It seems to repeat every 6 values of $n$: \begin{align} 5^1 &\equiv 5 \pmod{7} \\ 5^2 &\equiv 4 \pmod{7} \\ 5^3 &\equiv 6 \pmod{7} \\ 5^4 &\equiv 2 \pmod{7} \\ 5^5 &\equiv 3 \pmod{7} \\ 5^6 &\equiv 1 \pmod{7} \\ 5^7 &\equiv 5 \pmod{7} \\ & \dots \end{align}
So it seems to depend on the divibility of $n$ by 6, but I can't figure out if there is a better pattern such as an expression in terms of $n$, or how to prove it more formally.
What you've discovered is called the multiplicative order of $5$ mod ($7$). It is the smallest integer $x$ such that $5^x\equiv 1 \mod(7)$. It is a fact that if $x$ exists for any particular congruence class mod(n) that $x$ must divide $\phi(n)$, which is Euler's totient function evaluated at n.

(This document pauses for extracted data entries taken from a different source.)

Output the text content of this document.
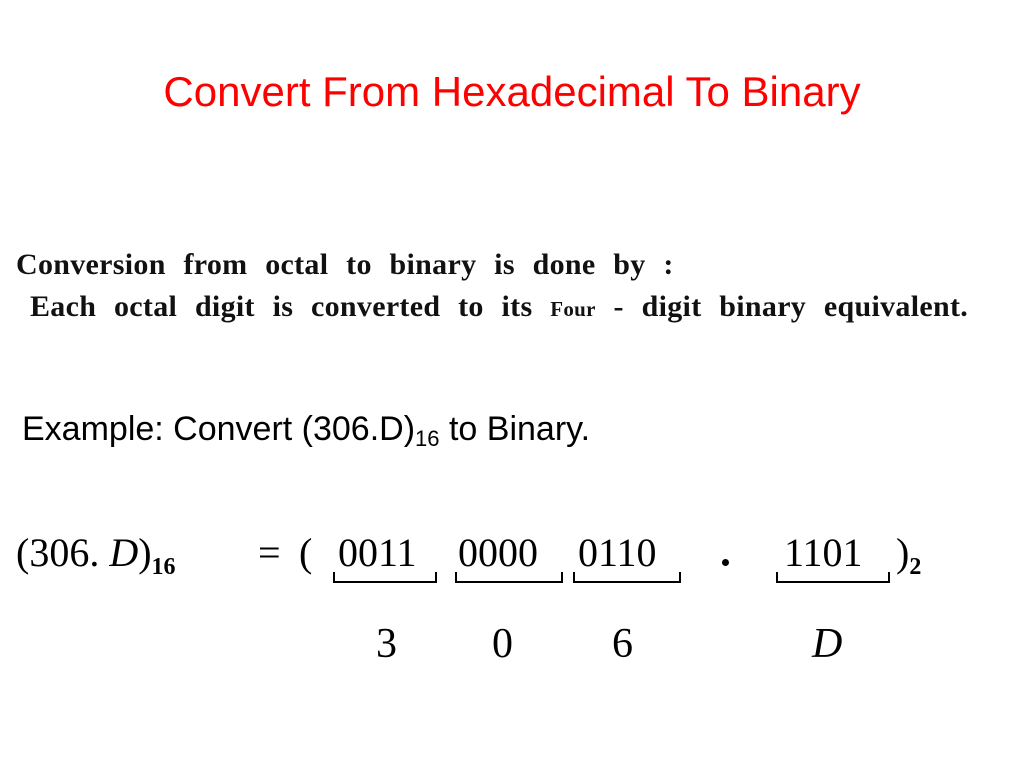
Convert From Hexadecimal To Binary
Conversion from octal to binary is done by :
Each octal digit is converted to its Four - digit binary equivalent.
Example: Convert $(306.D)_{16}$ to Binary.
(306. $D)_{16}$ = ( 0011 0000 0110	1101 )$_2$
3 0 6	D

If n is prime then this is simply equal to $n-1$ (as any prime is coprime to all numbers less than itself), and all congruence classes with a prime modulus are guaranteed to have a multiplicative order (more generally, if $a$ and $n$ are coprime, then $a^x \equiv 1 \mod(n)$ always has a solution). In your example $n=7$, which is prime, so the order of any element mod($7$) must divide $7-1=6$. Note that $\phi(n)$ may not always be equal to the multiplicative order, only that it must be divisible by it. For example, $2^3\equiv 1 \mod(7)$ and $3|\phi(7)$.